Catriona Kelly: Russian Literature

December 18, 2013

You may have noted from earlier posts that I belong to a Russian literature reading group. So far, I’ve had a very scattergun approach to what I’ve read, but I’ve now been motivated to try and develop my knowledge and understanding a bit more systematically, and to do some background reading on the subject. Our group leader recommended Catriona Kelly‘s book, in the ‘Brief Insight’ series, among some others.

I had never really realised how relatively recently literature as we know it had developed in Russia – from about the eighteenth century onwards – or how much Pushkin, who wrote in the early nineteenth, is their equivalent of our Shakespeare, in terms of veneration, at least. It had occurred to me that there was very little writing by women, at least that I’d come across in my personal reading. Then I thought about the fact that American literature is also very ‘new’ compared to ours, where we can go back to the fourteenth century in terms of what is recognisable to the lay reader as English, and much earlier in the realms of Anglo-Saxon literature.

It had certainly become clear to me over the years that Russians wrote and thought quite  differently from the English; this is surely explained, among other things, by the vastness of the land, the extremes of the climate and the fact that they have no democratic experience compared with many Western nations. And that’s without the mental gymnastics intellectuals had to engage in during the Soviet era. Russians’ experiences and society seemed to me to be much more communal/ collective compared with our greater development of individualism. Their writers were inclined to explore and wrestle with big ideas, and spiritual (for want of a better word) themes. This contrast is particularly clear if you look at the kind of things Russian and English authors were writing in the nineteenth century. I haven’t come across the English equivalent of War & Peace or Crime & Punishment, for instance, or the Russian equivalent of Persuasion or Villette.

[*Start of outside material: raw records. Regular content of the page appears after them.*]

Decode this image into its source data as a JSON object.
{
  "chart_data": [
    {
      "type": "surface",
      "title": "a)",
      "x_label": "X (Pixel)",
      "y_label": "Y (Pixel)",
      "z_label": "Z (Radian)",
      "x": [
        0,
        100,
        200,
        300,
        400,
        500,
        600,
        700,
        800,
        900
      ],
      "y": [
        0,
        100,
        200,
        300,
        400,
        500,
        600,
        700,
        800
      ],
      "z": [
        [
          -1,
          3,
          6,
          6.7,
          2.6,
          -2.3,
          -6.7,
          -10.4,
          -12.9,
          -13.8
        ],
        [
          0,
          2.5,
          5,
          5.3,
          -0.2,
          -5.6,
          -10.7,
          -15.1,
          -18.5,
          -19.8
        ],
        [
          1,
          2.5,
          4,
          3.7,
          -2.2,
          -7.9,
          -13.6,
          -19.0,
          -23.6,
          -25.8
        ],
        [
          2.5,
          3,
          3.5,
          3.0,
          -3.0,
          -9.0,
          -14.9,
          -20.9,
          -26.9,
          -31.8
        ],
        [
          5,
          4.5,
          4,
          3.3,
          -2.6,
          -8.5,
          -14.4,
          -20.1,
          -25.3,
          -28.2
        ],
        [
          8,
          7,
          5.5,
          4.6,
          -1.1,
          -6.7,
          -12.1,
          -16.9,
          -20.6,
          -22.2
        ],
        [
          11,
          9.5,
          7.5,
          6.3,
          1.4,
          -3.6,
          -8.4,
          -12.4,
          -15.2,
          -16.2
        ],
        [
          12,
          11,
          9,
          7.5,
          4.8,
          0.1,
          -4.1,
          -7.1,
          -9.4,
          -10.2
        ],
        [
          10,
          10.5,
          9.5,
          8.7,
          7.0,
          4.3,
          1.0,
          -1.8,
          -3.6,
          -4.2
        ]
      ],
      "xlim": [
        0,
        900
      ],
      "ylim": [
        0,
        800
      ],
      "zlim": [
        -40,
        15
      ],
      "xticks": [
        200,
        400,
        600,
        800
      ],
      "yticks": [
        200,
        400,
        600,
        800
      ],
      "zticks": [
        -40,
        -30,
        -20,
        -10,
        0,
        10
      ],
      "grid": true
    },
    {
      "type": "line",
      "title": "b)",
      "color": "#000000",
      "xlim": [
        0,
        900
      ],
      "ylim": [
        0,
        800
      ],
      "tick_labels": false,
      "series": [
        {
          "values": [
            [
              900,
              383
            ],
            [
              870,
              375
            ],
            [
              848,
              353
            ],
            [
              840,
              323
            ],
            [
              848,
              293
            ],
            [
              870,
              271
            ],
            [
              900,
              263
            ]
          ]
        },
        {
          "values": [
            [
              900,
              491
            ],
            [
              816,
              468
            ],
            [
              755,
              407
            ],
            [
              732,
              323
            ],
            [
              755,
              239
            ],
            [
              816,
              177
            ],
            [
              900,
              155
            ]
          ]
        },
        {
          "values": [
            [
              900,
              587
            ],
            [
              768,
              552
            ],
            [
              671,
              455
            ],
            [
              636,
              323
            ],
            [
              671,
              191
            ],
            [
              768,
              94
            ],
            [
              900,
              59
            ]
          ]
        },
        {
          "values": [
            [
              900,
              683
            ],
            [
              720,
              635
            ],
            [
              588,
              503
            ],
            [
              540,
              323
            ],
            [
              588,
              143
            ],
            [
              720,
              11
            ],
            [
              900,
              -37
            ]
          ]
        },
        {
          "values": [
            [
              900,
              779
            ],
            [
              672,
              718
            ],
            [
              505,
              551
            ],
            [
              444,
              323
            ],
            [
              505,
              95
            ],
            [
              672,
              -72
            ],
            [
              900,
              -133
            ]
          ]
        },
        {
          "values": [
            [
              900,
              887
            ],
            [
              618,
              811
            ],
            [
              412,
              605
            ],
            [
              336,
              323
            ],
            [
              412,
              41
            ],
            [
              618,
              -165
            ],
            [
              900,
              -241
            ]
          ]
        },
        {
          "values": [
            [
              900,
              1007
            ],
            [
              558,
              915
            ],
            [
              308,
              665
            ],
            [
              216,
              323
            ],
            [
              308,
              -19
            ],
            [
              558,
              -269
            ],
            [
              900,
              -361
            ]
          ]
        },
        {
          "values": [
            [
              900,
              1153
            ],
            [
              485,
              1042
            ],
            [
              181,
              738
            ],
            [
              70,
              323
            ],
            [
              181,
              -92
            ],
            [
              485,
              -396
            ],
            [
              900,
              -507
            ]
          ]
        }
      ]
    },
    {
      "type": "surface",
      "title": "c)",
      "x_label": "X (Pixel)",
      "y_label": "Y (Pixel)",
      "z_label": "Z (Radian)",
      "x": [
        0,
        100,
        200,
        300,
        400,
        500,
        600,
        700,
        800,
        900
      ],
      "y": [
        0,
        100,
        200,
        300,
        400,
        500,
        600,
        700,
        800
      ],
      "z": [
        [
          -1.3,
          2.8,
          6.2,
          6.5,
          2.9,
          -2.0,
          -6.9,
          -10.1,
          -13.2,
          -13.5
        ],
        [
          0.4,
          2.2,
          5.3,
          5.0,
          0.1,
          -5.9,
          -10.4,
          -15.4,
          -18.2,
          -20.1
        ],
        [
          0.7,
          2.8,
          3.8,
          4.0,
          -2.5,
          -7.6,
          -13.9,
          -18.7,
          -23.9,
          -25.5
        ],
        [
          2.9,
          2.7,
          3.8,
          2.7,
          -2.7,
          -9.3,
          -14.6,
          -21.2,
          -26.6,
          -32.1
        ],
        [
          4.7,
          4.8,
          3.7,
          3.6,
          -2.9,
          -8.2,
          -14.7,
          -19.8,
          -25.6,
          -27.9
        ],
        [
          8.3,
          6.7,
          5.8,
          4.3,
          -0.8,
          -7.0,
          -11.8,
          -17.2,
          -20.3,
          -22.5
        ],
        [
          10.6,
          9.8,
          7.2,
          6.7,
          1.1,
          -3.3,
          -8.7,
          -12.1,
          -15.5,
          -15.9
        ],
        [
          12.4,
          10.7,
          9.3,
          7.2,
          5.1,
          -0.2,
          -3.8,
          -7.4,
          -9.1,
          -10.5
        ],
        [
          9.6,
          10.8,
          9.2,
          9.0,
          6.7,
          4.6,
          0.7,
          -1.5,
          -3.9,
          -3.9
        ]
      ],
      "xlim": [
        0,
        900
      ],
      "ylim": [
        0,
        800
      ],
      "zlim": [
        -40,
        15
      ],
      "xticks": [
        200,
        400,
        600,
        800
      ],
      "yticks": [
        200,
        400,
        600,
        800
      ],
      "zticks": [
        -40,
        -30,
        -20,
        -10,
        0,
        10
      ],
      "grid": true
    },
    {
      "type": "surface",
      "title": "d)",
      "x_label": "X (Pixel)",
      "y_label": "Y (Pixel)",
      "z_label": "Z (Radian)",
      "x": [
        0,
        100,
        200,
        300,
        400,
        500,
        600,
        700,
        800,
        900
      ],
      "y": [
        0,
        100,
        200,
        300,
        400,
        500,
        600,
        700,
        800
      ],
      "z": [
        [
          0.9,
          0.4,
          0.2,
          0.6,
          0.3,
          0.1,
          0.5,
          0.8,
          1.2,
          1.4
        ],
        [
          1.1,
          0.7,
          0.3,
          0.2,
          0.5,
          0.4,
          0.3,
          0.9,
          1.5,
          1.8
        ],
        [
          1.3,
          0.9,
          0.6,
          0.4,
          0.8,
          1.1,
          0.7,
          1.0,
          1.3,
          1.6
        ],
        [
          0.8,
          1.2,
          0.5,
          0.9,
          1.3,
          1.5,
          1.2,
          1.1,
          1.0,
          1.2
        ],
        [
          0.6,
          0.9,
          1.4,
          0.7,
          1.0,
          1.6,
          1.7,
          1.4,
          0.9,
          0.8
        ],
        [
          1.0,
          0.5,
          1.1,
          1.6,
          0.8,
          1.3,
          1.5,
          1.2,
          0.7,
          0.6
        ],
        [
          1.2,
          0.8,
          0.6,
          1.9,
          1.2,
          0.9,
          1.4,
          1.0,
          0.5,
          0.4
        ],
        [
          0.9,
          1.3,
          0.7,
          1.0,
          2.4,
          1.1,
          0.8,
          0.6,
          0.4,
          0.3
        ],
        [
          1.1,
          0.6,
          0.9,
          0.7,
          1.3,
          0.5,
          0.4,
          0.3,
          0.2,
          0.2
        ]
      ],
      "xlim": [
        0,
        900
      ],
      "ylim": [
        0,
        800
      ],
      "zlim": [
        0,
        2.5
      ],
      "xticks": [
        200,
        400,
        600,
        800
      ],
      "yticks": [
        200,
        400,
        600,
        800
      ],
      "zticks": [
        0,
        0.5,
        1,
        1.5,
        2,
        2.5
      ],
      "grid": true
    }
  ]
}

Kelly’s book is a curious kettle of fish, really: if you know a little about the subject already, then you will make some sense of it, but if you were new to Russian literature, then I’m not so sure. She adopts a thematic approach, which makes sense, but links everything to Pushkin and changing approaches to him over time, which I’m less convinced by. There are plenty of illustrations and examples, but I was frustrated by the lack of detail in the end; a book on Russian literature, even an introductory one, which doesn’t really say very much about War & Peace? Anna Kerenina? most of Dostoevsky’s novels? I ended up feeling a little wiser, but not much, really I could have saved the eyeball time and the money and stuck to the reference books I had already…

However, I am glad to be re-discovering Russian classics that I’d read years ago and almost forgotten, and some that I haven’t met before.